Endogenous nitric oxide minimizes vasoconstriction during low frequency renal sympathetic nerve stimulation

Low frequency renal nerve stimulation (LFRNS) decreases medullary (MBF) and cortical (CBF) blood flows. The impact of endogenous nitric oxide (NO) on LFRNS mediated changes in MBF and CBF was determined in anesthetized Sprague Dawley (SD) rats. Animals (n=13) were anesthetized and Laser Doppler flow probes were positioned on or below the kidney surface to measure CBF and MBF. After control, LFRNS was conducted at 0.5 and 1.5 Hz for 15 minutes each.
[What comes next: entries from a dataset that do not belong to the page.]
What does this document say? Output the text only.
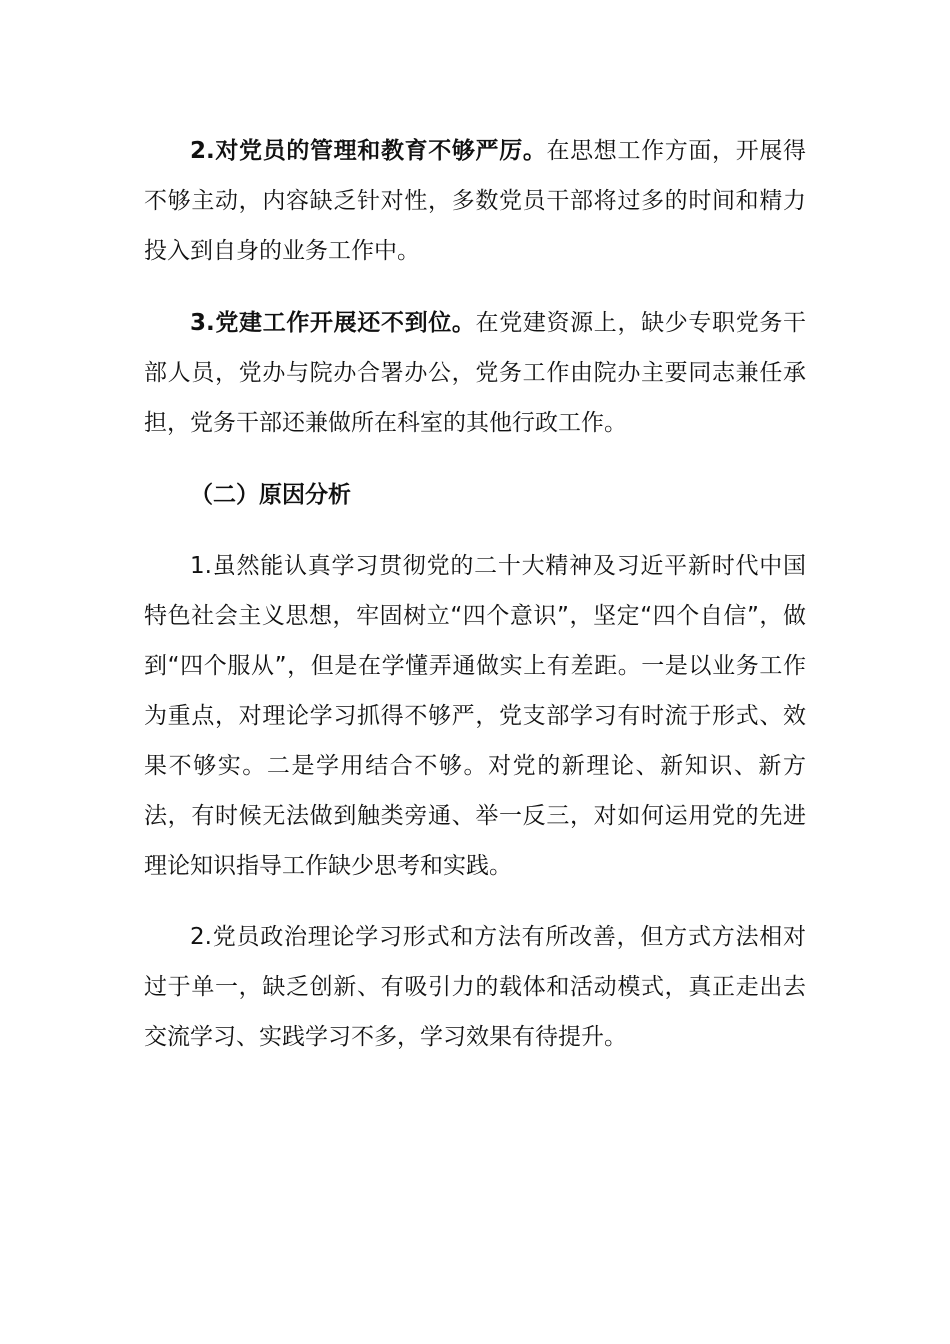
2.对党员的管理和教育不够严厉。在思想工作方面，开展得不够主动，内容缺乏针对性，多数党员干部将过多的时间和精力投入到自身的业务工作中。

3.党建工作开展还不到位。在党建资源上，缺少专职党务干部人员，党办与院办合署办公，党务工作由院办主要同志兼任承担，党务干部还兼做所在科室的其他行政工作。

（二）原因分析

1.虽然能认真学习贯彻党的二十大精神及习近平新时代中国特色社会主义思想，牢固树立“四个意识”，坚定“四个自信”，做到“四个服从”，但是在学懂弄通做实上有差距。一是以业务工作为重点，对理论学习抓得不够严，党支部学习有时流于形式、效果不够实。二是学用结合不够。对党的新理论、新知识、新方法，有时候无法做到触类旁通、举一反三，对如何运用党的先进理论知识指导工作缺少思考和实践。

2.党员政治理论学习形式和方法有所改善，但方式方法相对过于单一，缺乏创新、有吸引力的载体和活动模式，真正走出去交流学习、实践学习不多，学习效果有待提升。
LFRNS (0.5 Hz) decreased MBF by ‐1.89 ± 0.39% and CBF by ‐2.12 ± 0.77% of control. At 1.5 Hz, LFRNS decreased MBF and CBF by ‐8.70+2.31% and ‐10.84 ± 3.7% of control, respectively. Following a 30 minute recovery period from LFRNS, L‐arginine (L‐ARG; 300 ug/kg/hr, i.v.) was infused for 30 minutes and LFRNS was repeated. L‐ARG infusion did not change control MBF or CBF but abolished renal vasoconstriction elicited by 0.5 Hz LFRNS. Furthermore, 1.5 Hz LFRNS mediated vasoconstriction was attenuated in both medullary and cortical regions (‐3.75 ± 1.78% and ‐6.87 ± 2.67%, respectively; p<0.05 vs. control constrictor responses). Thus, endogenous NO significantly decreases renal vascular constriction during LFRNS in renal medullary and cortical vessels. NO may provide protection against both cortical and medullary vasoconstriction during small and subtle changes in renal sympathetic outflow. (Supported by an APS Predoctoral Fellowship to J. Kretzer and UK Biology Ribble Foundation).